Berangkat dari situ saya memikirkan beberapa bacaan dari pemikir-pemikir yang punya konsen kontra terhadap agama dan ketuhanan. Dan tentunya mayoritas dari mereka adalah dari barat.
Ada dua versi unsur pokok yang menceritakan tentang asal-usul konsep ketuhanan dan agama yaitu, versi pertama adalah tinjauan dari berdasarkan segi antropologis, historis, dan sosiologis yang berevolusi dari bentuk primitif hingga natural, seperti saat ini. Dan versi kedua, ditinjau dari segi Agamawan. Contoh dari versi pertama ini ialah secara umum juga menjelaskan bahwa agama merupakan bagian dari suatu fenomena sosial, kultural, dan spiritual yang mengalami evolusi seiring berjalannya waktu.
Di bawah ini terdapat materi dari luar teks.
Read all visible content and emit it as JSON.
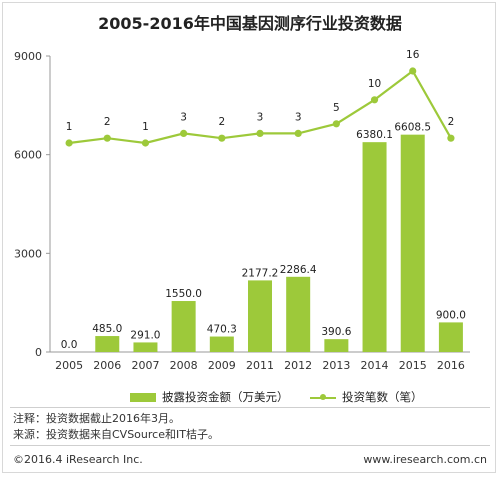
{
  "chart_data": {
    "type": "bar",
    "title": "2005-2016年中国基因测序行业投资数据",
    "categories": [
      "2005",
      "2006",
      "2007",
      "2008",
      "2009",
      "2011",
      "2012",
      "2013",
      "2014",
      "2015",
      "2016"
    ],
    "series": [
      {
        "name": "披露投资金额（万美元）",
        "type": "bar",
        "values": [
          0.0,
          485.0,
          291.0,
          1550.0,
          470.3,
          2177.2,
          2286.4,
          390.6,
          6380.1,
          6608.5,
          900.0
        ],
        "labels": [
          "0.0",
          "485.0",
          "291.0",
          "1550.0",
          "470.3",
          "2177.2",
          "2286.4",
          "390.6",
          "6380.1",
          "6608.5",
          "900.0"
        ]
      },
      {
        "name": "投资笔数（笔）",
        "type": "line",
        "values": [
          1,
          2,
          1,
          3,
          2,
          3,
          3,
          5,
          10,
          16,
          2
        ]
      }
    ],
    "yticks": [
      "0",
      "3000",
      "6000",
      "9000"
    ],
    "ylim": [
      0,
      9000
    ],
    "legend_position": "bottom",
    "color": "#9dc93a"
  },
  "notes": {
    "note1": "注释：投资数据截止2016年3月。",
    "note2": "来源：投资数据来自CVSource和IT桔子。"
  },
  "footer": {
    "left": "©2016.4 iResearch Inc.",
    "right": "www.iresearch.com.cn"
  }
}
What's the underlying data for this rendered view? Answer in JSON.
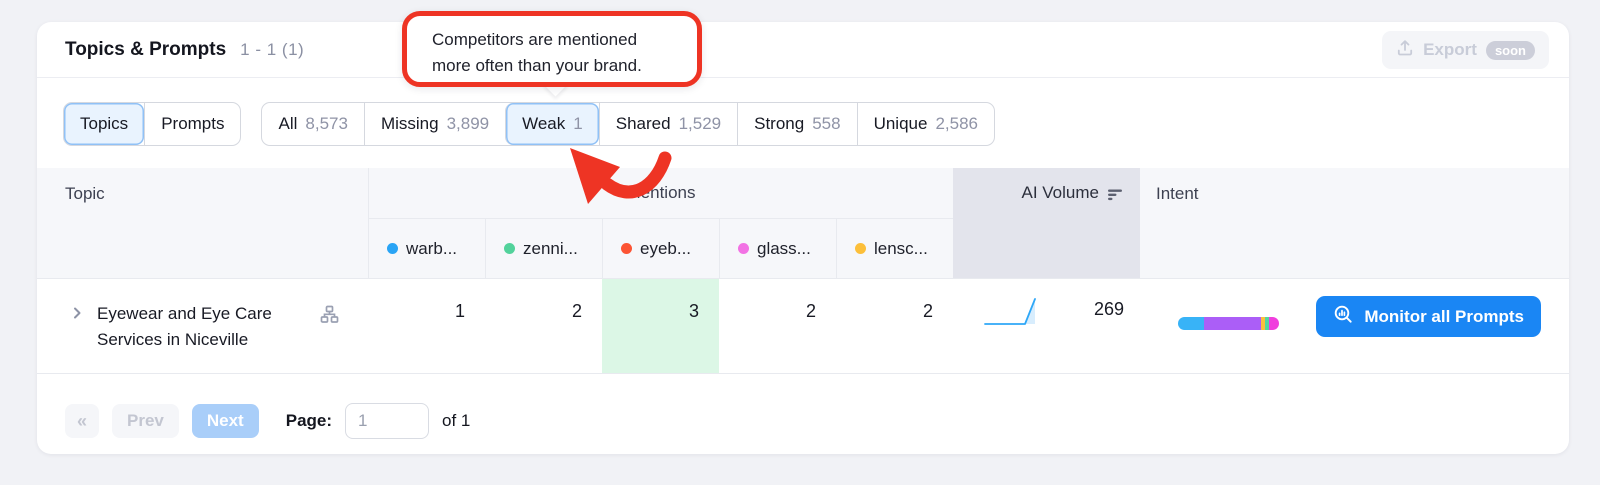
{
  "header": {
    "title": "Topics & Prompts",
    "range": "1 - 1 (1)",
    "export": {
      "label": "Export",
      "badge": "soon"
    }
  },
  "callout": {
    "line1": "Competitors are mentioned",
    "line2": "more often than your brand.",
    "accent_color": "#ee3424"
  },
  "view_toggle": {
    "items": [
      {
        "label": "Topics",
        "selected": true
      },
      {
        "label": "Prompts",
        "selected": false
      }
    ]
  },
  "filters": {
    "items": [
      {
        "label": "All",
        "count": "8,573",
        "selected": false
      },
      {
        "label": "Missing",
        "count": "3,899",
        "selected": false
      },
      {
        "label": "Weak",
        "count": "1",
        "selected": true
      },
      {
        "label": "Shared",
        "count": "1,529",
        "selected": false
      },
      {
        "label": "Strong",
        "count": "558",
        "selected": false
      },
      {
        "label": "Unique",
        "count": "2,586",
        "selected": false
      }
    ]
  },
  "table": {
    "headers": {
      "topic": "Topic",
      "mentions": "Mentions",
      "ai_volume": "AI Volume",
      "intent": "Intent"
    },
    "brands": [
      {
        "label": "warb...",
        "color": "#29a4f5"
      },
      {
        "label": "zenni...",
        "color": "#52d29b"
      },
      {
        "label": "eyeb...",
        "color": "#fc5434"
      },
      {
        "label": "glass...",
        "color": "#f272e4"
      },
      {
        "label": "lensc...",
        "color": "#fcbf3a"
      }
    ],
    "row": {
      "topic": "Eyewear and Eye Care Services in Niceville",
      "mentions": [
        "1",
        "2",
        "3",
        "2",
        "2"
      ],
      "highlight_color": "#dcf7e6",
      "ai_volume": "269",
      "intent_bar": [
        {
          "color": "#38b3f7",
          "pct": 26
        },
        {
          "color": "#ab5ef7",
          "pct": 56
        },
        {
          "color": "#fcc03c",
          "pct": 4
        },
        {
          "color": "#54d6a0",
          "pct": 4
        },
        {
          "color": "#f03edd",
          "pct": 10
        }
      ],
      "action_label": "Monitor all Prompts"
    }
  },
  "pagination": {
    "first": "«",
    "prev": "Prev",
    "next": "Next",
    "page_label": "Page:",
    "page_value": "1",
    "of_label": "of 1"
  }
}
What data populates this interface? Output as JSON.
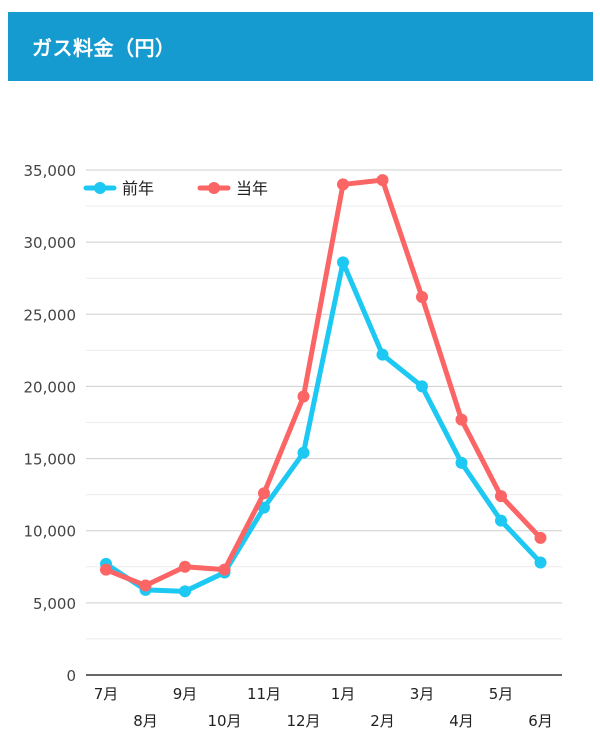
{
  "header": {
    "title": "ガス料金（円）"
  },
  "colors": {
    "header_bg": "#169bd1",
    "previous_year": "#1dc8f2",
    "current_year": "#fb6565"
  },
  "chart_data": {
    "type": "line",
    "title": "ガス料金（円）",
    "categories": [
      "7月",
      "8月",
      "9月",
      "10月",
      "11月",
      "12月",
      "1月",
      "2月",
      "3月",
      "4月",
      "5月",
      "6月"
    ],
    "series": [
      {
        "name": "前年",
        "values": [
          7700,
          5900,
          5800,
          7100,
          11600,
          15400,
          28600,
          22200,
          20000,
          14700,
          10700,
          7800
        ]
      },
      {
        "name": "当年",
        "values": [
          7300,
          6200,
          7500,
          7300,
          12600,
          19300,
          34000,
          34300,
          26200,
          17700,
          12400,
          9500
        ]
      }
    ],
    "ylim": [
      0,
      35000
    ],
    "yticks": [
      "0",
      "5,000",
      "10,000",
      "15,000",
      "20,000",
      "25,000",
      "30,000",
      "35,000"
    ],
    "legend_position": "top-left",
    "grid": true
  }
}
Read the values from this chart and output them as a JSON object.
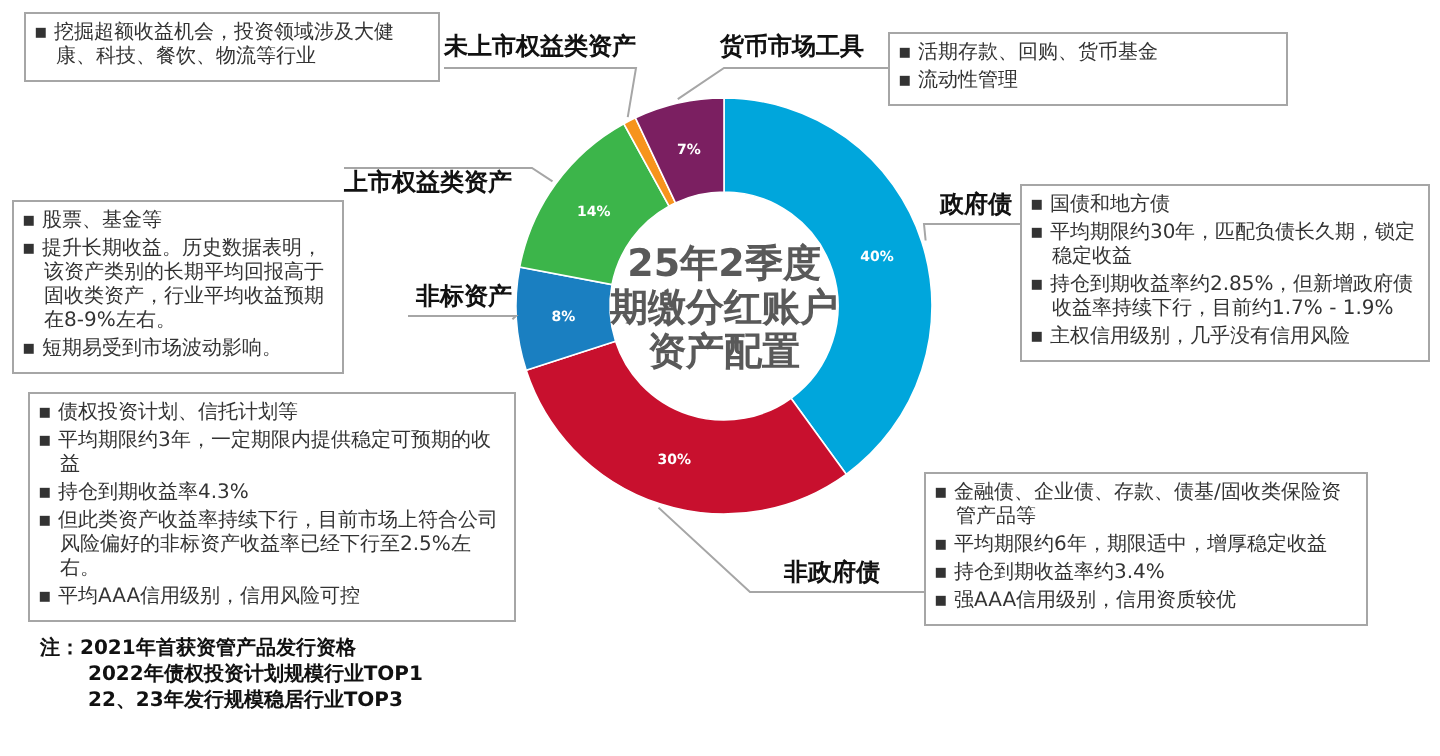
{
  "chart_data": {
    "type": "donut",
    "title": "25年2季度期缴分红账户资产配置",
    "categories": [
      "政府债",
      "非政府债",
      "非标资产",
      "上市权益类资产",
      "未上市权益类资产",
      "货币市场工具"
    ],
    "values": [
      40,
      30,
      8,
      14,
      1,
      7
    ],
    "colors": [
      "#00a6dc",
      "#c8102e",
      "#1a7fc1",
      "#3cb54a",
      "#f7941d",
      "#7b1f61"
    ],
    "value_labels": [
      "40%",
      "30%",
      "8%",
      "14%",
      null,
      "7%"
    ],
    "annotations": [
      "▪ 挖掘超额收益机会，投资领域涉及大健康、科技、餐饮、物流等行业",
      "▪ 活期存款、回购、货币基金",
      "▪ 流动性管理",
      "▪ 股票、基金等",
      "▪ 提升长期收益。历史数据表明，该资产类别的长期平均回报高于固收类资产，行业平均收益预期在8-9%左右。",
      "▪ 短期易受到市场波动影响。",
      "▪ 国债和地方债",
      "▪ 平均期限约30年，匹配负债长久期，锁定稳定收益",
      "▪ 持仓到期收益率约2.85%，但新增政府债收益率持续下行，目前约1.7% - 1.9%",
      "▪ 主权信用级别，几乎没有信用风险",
      "▪ 债权投资计划、信托计划等",
      "▪ 平均期限约3年，一定期限内提供稳定可预期的收益",
      "▪ 持仓到期收益率4.3%",
      "▪ 但此类资产收益率持续下行，目前市场上符合公司风险偏好的非标资产收益率已经下行至2.5%左右。",
      "▪ 平均AAA信用级别，信用风险可控",
      "▪ 金融债、企业债、存款、债基/固收类保险资管产品等",
      "▪ 平均期限约6年，期限适中，增厚稳定收益",
      "▪ 持仓到期收益率约3.4%",
      "▪ 强AAA信用级别，信用资质较优",
      "注：2021年首获资管产品发行资格",
      "2022年债权投资计划规模行业TOP1",
      "22、23年发行规模稳居行业TOP3"
    ]
  }
}
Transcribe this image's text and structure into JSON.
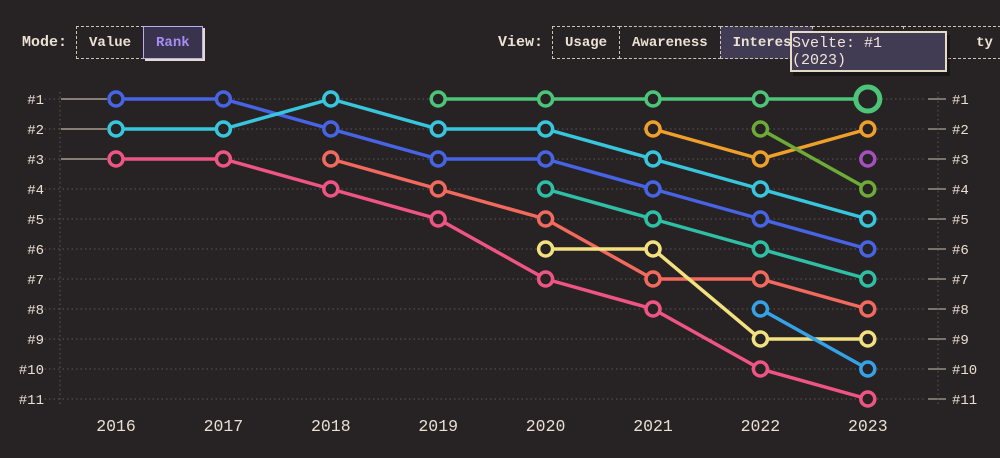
{
  "page": {
    "background": "#272224",
    "text_color": "#e9dfd2"
  },
  "header": {
    "mode": {
      "label": "Mode:",
      "options": [
        {
          "label": "Value",
          "selected": false
        },
        {
          "label": "Rank",
          "selected": true
        }
      ]
    },
    "view": {
      "label": "View:",
      "options": [
        {
          "label": "Usage",
          "selected": false
        },
        {
          "label": "Awareness",
          "selected": false
        },
        {
          "label": "Interest",
          "selected": true
        },
        {
          "label": "",
          "selected": false,
          "covered_by_tooltip": true
        },
        {
          "label": "ty",
          "selected": false,
          "partially_covered_by_tooltip": true
        }
      ]
    }
  },
  "tooltip": {
    "text": "Svelte: #1 (2023)"
  },
  "chart_data": {
    "type": "line",
    "subtype": "bump-rank-chart",
    "x": [
      2016,
      2017,
      2018,
      2019,
      2020,
      2021,
      2022,
      2023
    ],
    "y_axis": {
      "labels": [
        "#1",
        "#2",
        "#3",
        "#4",
        "#5",
        "#6",
        "#7",
        "#8",
        "#9",
        "#10",
        "#11"
      ],
      "inverted": true,
      "range": [
        1,
        11
      ]
    },
    "grid": "dotted-horizontal",
    "marker": "open-circle",
    "highlight": {
      "series": "svelte",
      "year": 2023,
      "rank": 1
    },
    "series": [
      {
        "name": "blue",
        "color": "#4664e4",
        "start_year": 2016,
        "ranks": [
          1,
          1,
          2,
          3,
          3,
          4,
          5,
          6
        ]
      },
      {
        "name": "cyan",
        "color": "#38c6dc",
        "start_year": 2016,
        "ranks": [
          2,
          2,
          1,
          2,
          2,
          3,
          4,
          5
        ]
      },
      {
        "name": "pink",
        "color": "#ee5585",
        "start_year": 2016,
        "ranks": [
          3,
          3,
          4,
          5,
          7,
          8,
          10,
          11
        ]
      },
      {
        "name": "salmon",
        "color": "#f2695e",
        "start_year": 2018,
        "ranks": [
          3,
          4,
          5,
          7,
          7,
          8
        ]
      },
      {
        "name": "svelte",
        "color": "#4dc579",
        "start_year": 2019,
        "ranks": [
          1,
          1,
          1,
          1,
          1
        ],
        "highlight_last": true
      },
      {
        "name": "teal",
        "color": "#2ebfa5",
        "start_year": 2020,
        "ranks": [
          4,
          5,
          6,
          7
        ]
      },
      {
        "name": "yellow",
        "color": "#f3e180",
        "start_year": 2020,
        "ranks": [
          6,
          6,
          9,
          9
        ]
      },
      {
        "name": "orange",
        "color": "#efa02b",
        "start_year": 2021,
        "ranks": [
          2,
          3,
          2
        ]
      },
      {
        "name": "lime",
        "color": "#6cab38",
        "start_year": 2022,
        "ranks": [
          2,
          4
        ]
      },
      {
        "name": "skyblue",
        "color": "#35a2e8",
        "start_year": 2022,
        "ranks": [
          8,
          10
        ]
      },
      {
        "name": "purple",
        "color": "#a64fbf",
        "start_year": 2023,
        "ranks": [
          3
        ]
      }
    ]
  }
}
Sebab, sebelum adanya keyakinan monoteisme natural kepercayaan umat manusia pada waktu itu belum sampai memikirkan tentang konsep yang tunggal yang menciptakan serta mengatur alam semesta ini. Dan sebelum adanya kepercayaan tersebut manusia percaya pada konsep mitologi seperti dewa-dewi, yang meyakini bahwa merekalah merupakan entitas supranatural serta memiliki unsur-unsur alam atau aspek-aspek tertentu dalam kehidupan manusia. Lalu versi yang kedua, didalam versi ini menurut teori yang dikemukakan oleh Andrew Lang dan Wilhelm Schmidt seorang antropolog asal Inggris dan Jerman yaitu, bahwa pada bangsa primitif, manusia sudah mengenal atas kepercayaan adanya dewa tertinggi dan paling berkuasa sebagai pencipta alam semesta, dengan demikian keyakinan manusia terhadap dewa tertinggi merupakan bentuk religi yang paling tua dan pertama. Hal ini juga yang menandakan bahwa adanya bentuk evolusi kepercayaan serta menjadi cikal-bakal agama monoteisme (teis).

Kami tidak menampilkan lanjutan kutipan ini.